In ogni caso dieta mediterranea, la più salutare: si possono «convertire» gli americani? «Non si può “far piacere” a tutti un certo regime alimentare. È difficile separare la dieta mediterranea dallo stile di vita nel quale è nata. Vengo da un viaggio nel nord della Norvegia: lì la dieta è piatta perché nei climi freddi non c'è la varietà di verdura, spezie, pesce e carne che esiste in Italia. Inoltre è difficile separare la dieta dalla condizione sociale. So di che parlo, sono stato cresciuto con i miei fratelli da una mamma che lavorava sodo. Chi ha poco tempo e soldi non prende le migliori decisioni in campo alimentare, molte scelte sono condizionate».

Che fare, rassegnarsi all'epidemia di obesità? «Non credo al manicheismo dei cibi salutari e cibi spazzatura: il segreto è una dieta varia, limitando le quantità. Ma non guardi me - dice sornione, sorridendo - È un consiglio che non so mettere in pratica...».
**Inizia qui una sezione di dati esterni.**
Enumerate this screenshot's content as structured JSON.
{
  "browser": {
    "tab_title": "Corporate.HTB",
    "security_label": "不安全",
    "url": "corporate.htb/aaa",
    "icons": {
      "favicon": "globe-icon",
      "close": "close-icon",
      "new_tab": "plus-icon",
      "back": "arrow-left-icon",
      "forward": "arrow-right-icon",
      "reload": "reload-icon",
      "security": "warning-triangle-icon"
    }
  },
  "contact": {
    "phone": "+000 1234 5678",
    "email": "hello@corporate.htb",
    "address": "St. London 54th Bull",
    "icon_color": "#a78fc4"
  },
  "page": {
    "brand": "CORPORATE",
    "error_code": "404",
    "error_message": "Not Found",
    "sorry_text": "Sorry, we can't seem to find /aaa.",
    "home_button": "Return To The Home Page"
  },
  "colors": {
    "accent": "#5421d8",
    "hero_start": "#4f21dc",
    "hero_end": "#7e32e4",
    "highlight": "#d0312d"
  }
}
Il vero problema che si dovrà affrontare a breve in campo alimentare, però, per Myhrvold non è tanto questo, ma lo sviluppo di Paesi, specie in Asia e Africa, che reclameranno uno stile alimentare simile a quello occidentale, più ricco e vario. «Un problema di risorse, perché si tratta di Paesi che non si autosostentano come l'Italia, ma devono acquistare altrove il cibo».

Nel futuro mangeremo insetti, come qualcuno già ipotizza? «Perché no, magari farine a basi di insetti, è già successo nel passato dell'umanità. In fondo oggi mangiamo granchi e aragoste, non è così strano. E il “casu marzu” sardo non è pieno di vermi? La realtà è che non esiste una soluzione semplice: è la grande sfida della sostenibilità alimentare».